I beg to disagree. In D:

    byte - 8 bits
    short - 16 bits
    int - 32 bits
    long - 64 bits
absolutely nobody is confused about this.


Because we've used those names since forever, but that's archaic random crap really. Nothing apart from maybe "byte" makes sense here, the rest is completely arbitrary historic cruft. Could as well have called the rest timmy, britney and hulk.


> Nothing apart from maybe "byte" makes sense here

Lest we forget: https://web.archive.org/web/20170403130829/http://www.bobbem...


Java uses exactly the same, and has a huge developer mindshare. While rooted in historic accidents, it's well-established.


Of course plenty of people are confused, the overhead of "short/long" just makes no sense, but yet another bad design from the past carefully preserved


Haven't run into a confused one yet, and D has been around 20 years.


That's just an indication of who you run into if you've missed people noticing/getting confused by this pretty obvious flaw


When we move into the 128-bit CPU era, will we call 128-bit integers "super long"? Maybe "elongated". Maybe "huge"?

Or, you know, we could just name them all by bit length and completely future-proof this system.


Why would we ever need 128-bit CPUs? I remember the PS2 had something like that (with details and caveats I don't understand), but subsequent games consoles went back to a more usual register size: https://en.wikipedia.org/wiki/128-bit_computing


All I know is we keep having this issue with saying "nah, this is it. Nobody will ever need more than this." And then inevitably the time comes when we need more.


Back in the 80s, 16 bit programmers knew that 32 bit code was coming, so they carefully crafted the code to be portable to 32 bits.

Of course, none of it worked on 32 bit machines because the programmers had never written 32 bit code before and did the portability measures all wrong.


We used to call 16-bytes a paragraph, so the nostalgic geek in me would love to see ‘para’ catch on. I never thought I’d be slinging around whole paragraphs of memory in registers!

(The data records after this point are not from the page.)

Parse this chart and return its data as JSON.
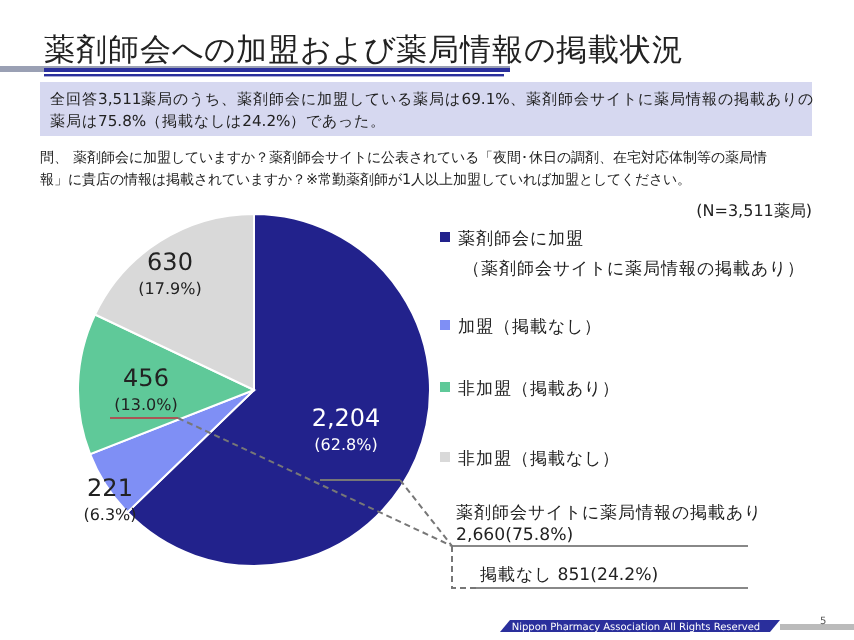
{
  "chart_data": {
    "type": "pie",
    "title": "薬剤師会への加盟および薬局情報の掲載状況",
    "subtitle": "全回答3,511薬局のうち、薬剤師会に加盟している薬局は69.1%、薬剤師会サイトに薬局情報の掲載ありの薬局は75.8%（掲載なしは24.2%）であった。",
    "categories": [
      "薬剤師会に加盟（薬剤師会サイトに薬局情報の掲載あり）",
      "加盟（掲載なし）",
      "非加盟（掲載あり）",
      "非加盟（掲載なし）"
    ],
    "values": [
      2204,
      221,
      456,
      630
    ],
    "colors": [
      "#22228c",
      "#7f8ff5",
      "#5fc999",
      "#d9d9d9"
    ],
    "value_labels": [
      "2,204\n(62.8%)",
      "221\n(6.3%)",
      "456\n(13.0%)",
      "630\n(17.9%)"
    ],
    "legend": "right",
    "annotations": [
      "問、 薬剤師会に加盟していますか？薬剤師会サイトに公表されている「夜間･休日の調剤、在宅対応体制等の薬局情報」に貴店の情報は掲載されていますか？※常勤薬剤師が1人以上加盟していれば加盟としてください。",
      "(N=3,511薬局)",
      "薬剤師会サイトに薬局情報の掲載あり\n2,660(75.8%)",
      "掲載なし 851(24.2%)",
      "Nippon Pharmacy Association All Rights Reserved",
      "5"
    ]
  }
}
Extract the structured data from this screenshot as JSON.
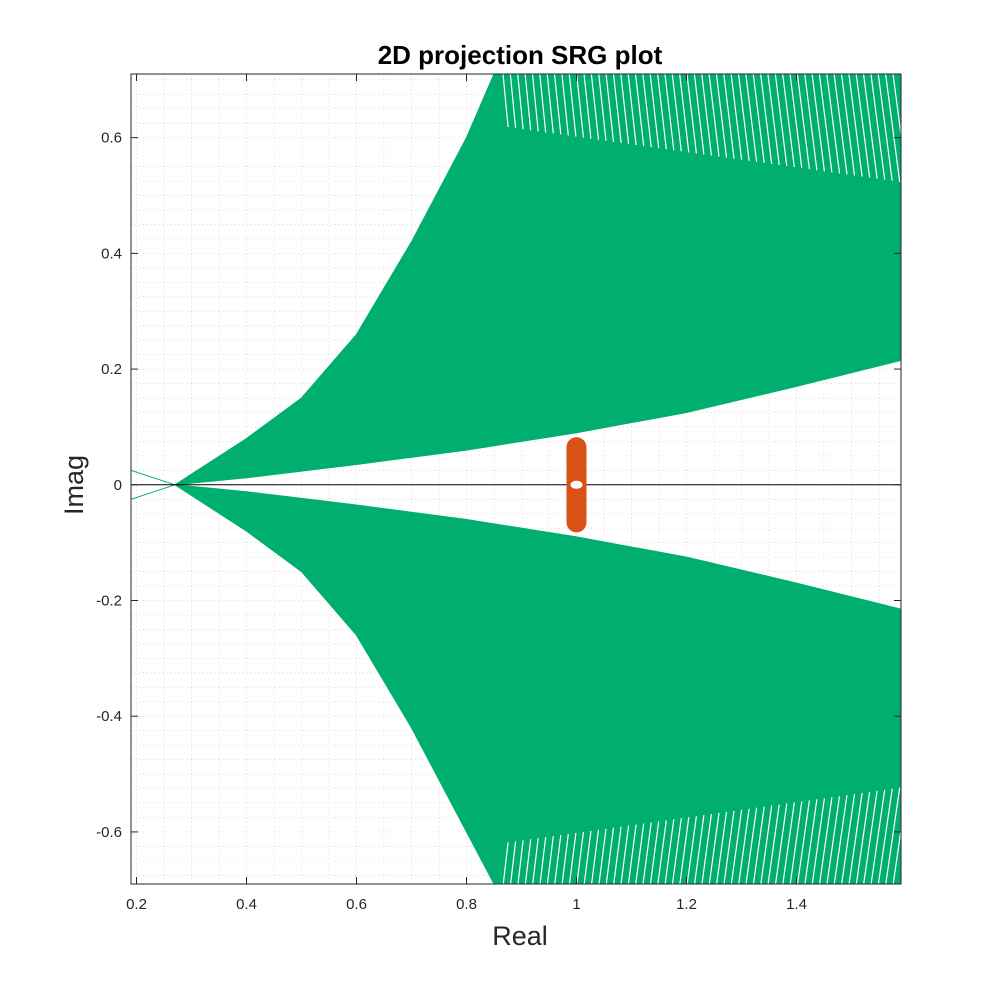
{
  "chart_data": {
    "type": "line",
    "title": "2D projection SRG plot",
    "xlabel": "Real",
    "ylabel": "Imag",
    "xlim": [
      0.19,
      1.59
    ],
    "ylim": [
      -0.69,
      0.71
    ],
    "x_ticks": [
      0.2,
      0.4,
      0.6,
      0.8,
      1,
      1.2,
      1.4
    ],
    "x_tick_labels": [
      "0.2",
      "0.4",
      "0.6",
      "0.8",
      "1",
      "1.2",
      "1.4"
    ],
    "y_ticks": [
      -0.6,
      -0.4,
      -0.2,
      0,
      0.2,
      0.4,
      0.6
    ],
    "y_tick_labels": [
      "-0.6",
      "-0.4",
      "-0.2",
      "0",
      "0.2",
      "0.4",
      "0.6"
    ],
    "grid": "minor-dotted",
    "series": [
      {
        "color": "#00af6f",
        "region": "upper-fan",
        "x_start": 0.19,
        "inner_boundary": {
          "x": [
            0.19,
            0.27,
            0.4,
            0.6,
            0.8,
            1.0,
            1.2,
            1.4,
            1.59
          ],
          "y": [
            0.025,
            0.0,
            0.012,
            0.035,
            0.06,
            0.09,
            0.125,
            0.17,
            0.215
          ]
        },
        "outer_boundary": {
          "x": [
            0.19,
            0.27,
            0.4,
            0.5,
            0.6,
            0.7,
            0.8,
            0.85
          ],
          "y": [
            0.025,
            0.0,
            0.08,
            0.15,
            0.26,
            0.42,
            0.6,
            0.71
          ]
        },
        "fan_end_x": 0.855,
        "fan_end_y": 0.71,
        "fan_right_edge_y": [
          0.215,
          0.71
        ]
      },
      {
        "color": "#00af6f",
        "region": "lower-fan",
        "x_start": 0.19,
        "inner_boundary": {
          "x": [
            0.19,
            0.27,
            0.4,
            0.6,
            0.8,
            1.0,
            1.2,
            1.4,
            1.59
          ],
          "y": [
            -0.025,
            0.0,
            -0.012,
            -0.035,
            -0.06,
            -0.09,
            -0.125,
            -0.17,
            -0.215
          ]
        },
        "outer_boundary": {
          "x": [
            0.19,
            0.27,
            0.4,
            0.5,
            0.6,
            0.7,
            0.8,
            0.85
          ],
          "y": [
            -0.025,
            0.0,
            -0.08,
            -0.15,
            -0.26,
            -0.42,
            -0.6,
            -0.69
          ]
        },
        "fan_end_x": 0.855,
        "fan_end_y": -0.69,
        "fan_right_edge_y": [
          -0.215,
          -0.69
        ]
      },
      {
        "color": "#d95319",
        "region": "eigenvalue-segment",
        "x": [
          1.0,
          1.0
        ],
        "y": [
          0.065,
          -0.065
        ],
        "marker_inner": {
          "x": 1.0,
          "y": 0.0
        }
      }
    ],
    "zero_line": {
      "y": 0,
      "color": "#000000"
    }
  }
}
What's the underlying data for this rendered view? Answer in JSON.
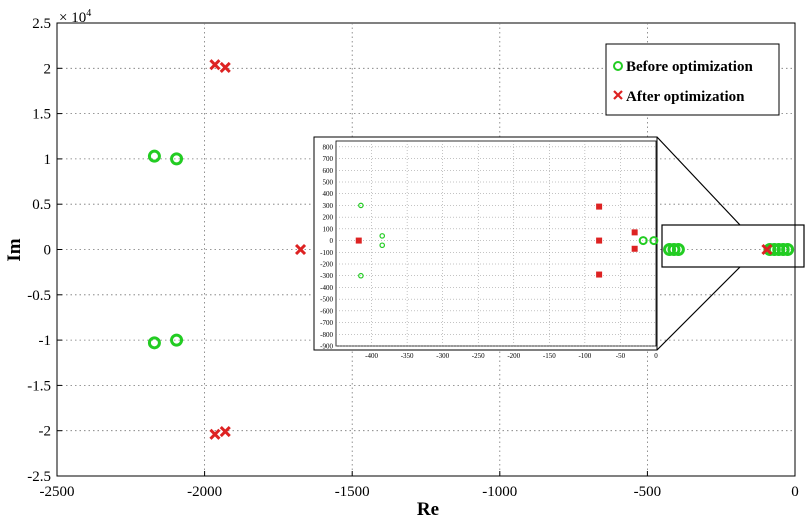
{
  "chart_data": [
    {
      "type": "scatter",
      "xlabel": "Re",
      "ylabel": "Im",
      "y_multiplier": "× 10^4",
      "y_multiplier_base": "× 10",
      "y_multiplier_exp": "4",
      "xlim": [
        -2500,
        0
      ],
      "ylim": [
        -2.5,
        2.5
      ],
      "xticks": [
        -2500,
        -2000,
        -1500,
        -1000,
        -500,
        0
      ],
      "yticks": [
        2.5,
        2,
        1.5,
        1,
        0.5,
        0,
        -0.5,
        -1,
        -1.5,
        -2,
        -2.5
      ],
      "xtick_labels": [
        "-2500",
        "-2000",
        "-1500",
        "-1000",
        "-500",
        "0"
      ],
      "ytick_labels": [
        "2.5",
        "2",
        "1.5",
        "1",
        "0.5",
        "0",
        "-0.5",
        "-1",
        "-1.5",
        "-2",
        "-2.5"
      ],
      "grid": true,
      "legend_position": "top-right",
      "series": [
        {
          "name": "Before optimization",
          "marker": "circle",
          "color": "#22cc22",
          "points": [
            [
              -2170,
              1.03
            ],
            [
              -2095,
              1.0
            ],
            [
              -2170,
              -1.03
            ],
            [
              -2095,
              -1.0
            ],
            [
              -425,
              0
            ],
            [
              -410,
              0
            ],
            [
              -395,
              0
            ],
            [
              -85,
              0
            ],
            [
              -70,
              0
            ],
            [
              -55,
              0
            ],
            [
              -40,
              0
            ],
            [
              -25,
              0
            ]
          ]
        },
        {
          "name": "After optimization",
          "marker": "x",
          "color": "#dd2222",
          "points": [
            [
              -1965,
              2.04
            ],
            [
              -1930,
              2.01
            ],
            [
              -1965,
              -2.04
            ],
            [
              -1930,
              -2.01
            ],
            [
              -1675,
              0
            ],
            [
              -95,
              0
            ]
          ]
        }
      ]
    },
    {
      "type": "scatter",
      "inset": true,
      "xlim": [
        -450,
        0
      ],
      "ylim": [
        -900,
        850
      ],
      "xticks": [
        -400,
        -350,
        -300,
        -250,
        -200,
        -150,
        -100,
        -50,
        0
      ],
      "yticks": [
        800,
        700,
        600,
        500,
        400,
        300,
        200,
        100,
        0,
        -100,
        -200,
        -300,
        -400,
        -500,
        -600,
        -700,
        -800,
        -900
      ],
      "xtick_labels": [
        "-400",
        "-350",
        "-300",
        "-250",
        "-200",
        "-150",
        "-100",
        "-50",
        "0"
      ],
      "ytick_labels": [
        "800",
        "700",
        "600",
        "500",
        "400",
        "300",
        "200",
        "100",
        "0",
        "-100",
        "-200",
        "-300",
        "-400",
        "-500",
        "-600",
        "-700",
        "-800",
        "-900"
      ],
      "grid": true,
      "series": [
        {
          "name": "Before optimization",
          "marker": "circle",
          "color": "#22cc22",
          "points": [
            [
              -415,
              300
            ],
            [
              -415,
              -300
            ],
            [
              -385,
              40
            ],
            [
              -385,
              -40
            ],
            [
              -18,
              0
            ],
            [
              -3,
              0
            ]
          ]
        },
        {
          "name": "After optimization",
          "marker": "square",
          "color": "#dd2222",
          "points": [
            [
              -418,
              0
            ],
            [
              -80,
              290
            ],
            [
              -80,
              0
            ],
            [
              -80,
              -290
            ],
            [
              -30,
              70
            ],
            [
              -30,
              -70
            ]
          ]
        }
      ]
    }
  ]
}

We call them "cent" and "ucent" in D :-)


In that case D should probably start to have an internal conversation about what they're going to call 128 bits then, 'cause its going to become a thing sooner or later.

stdint already has that covered though: (u)int128_t


it has defined the type for very long: it's cent and ucent. It hasn't implemented it completely though, but named and defined it is already forever.

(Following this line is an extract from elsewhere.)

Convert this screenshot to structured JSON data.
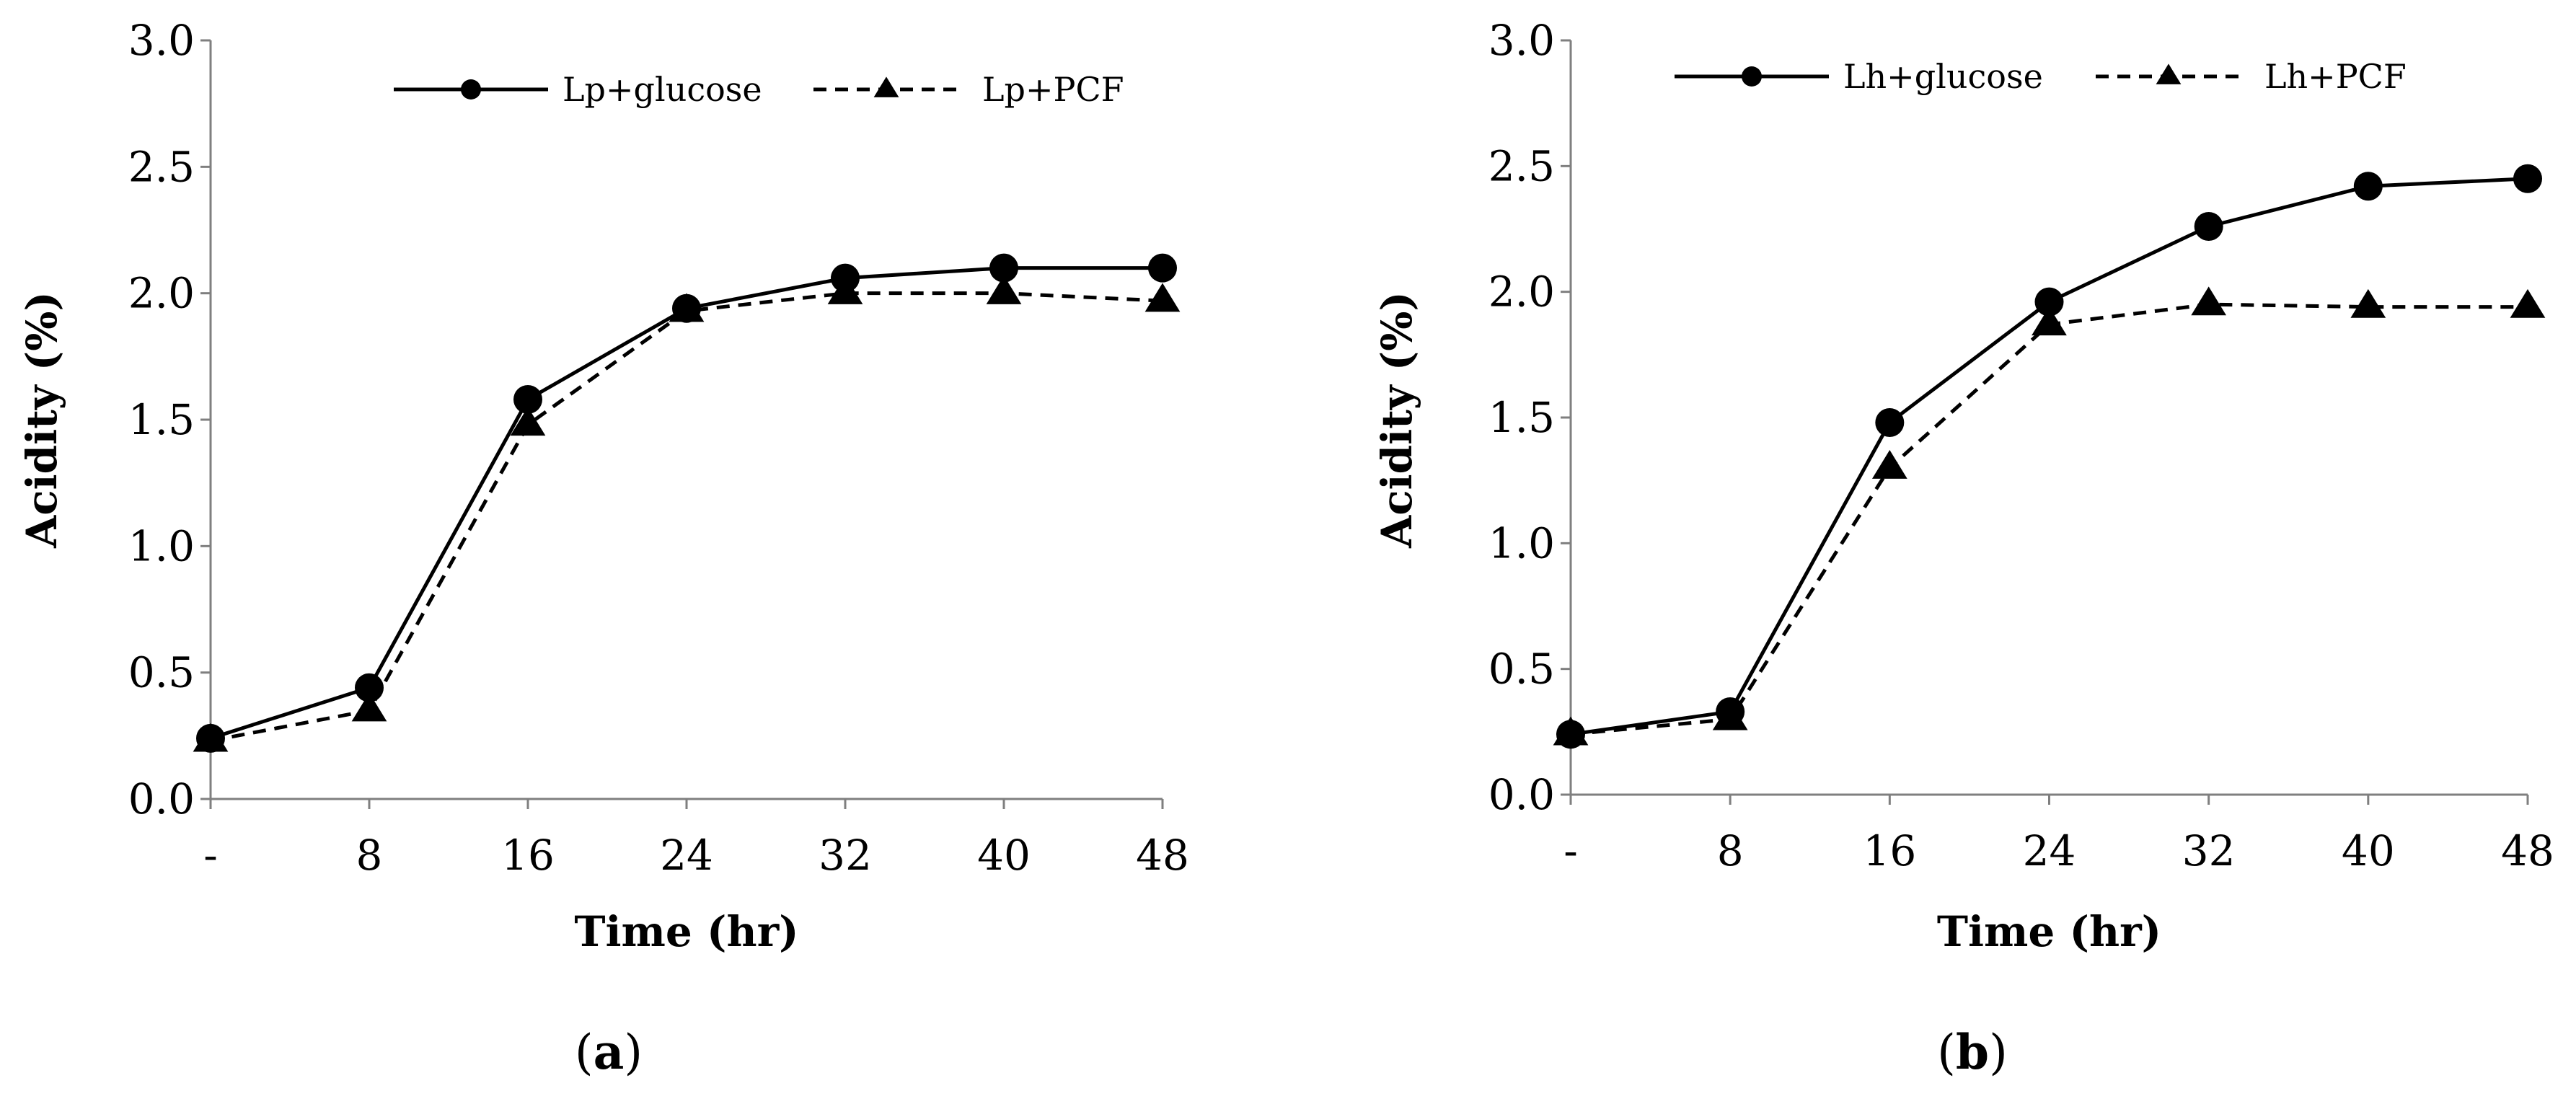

That's really interesting, and for me a totally unexpected name, having never seen that nomenclature before - would be interesting to see how consensus around that was arrived at - but hey, we gotta call it something! (But not DoubleQuadWord please ... )


So will the 256bit one be dollar or euro?


We'll think of something. Perhaps `bright`?


and

    ubyte - 8 bits
    ushort - 16 bits
    uint - 32 bits
    ulong - 64 bits
    ucent - 128 bits
    
    float - 32 bits
    double - 64 bits
    real - maximum precision hardware allows (80 bits on x87).


Wait, isn't long 32 bits, long long is 64 bits.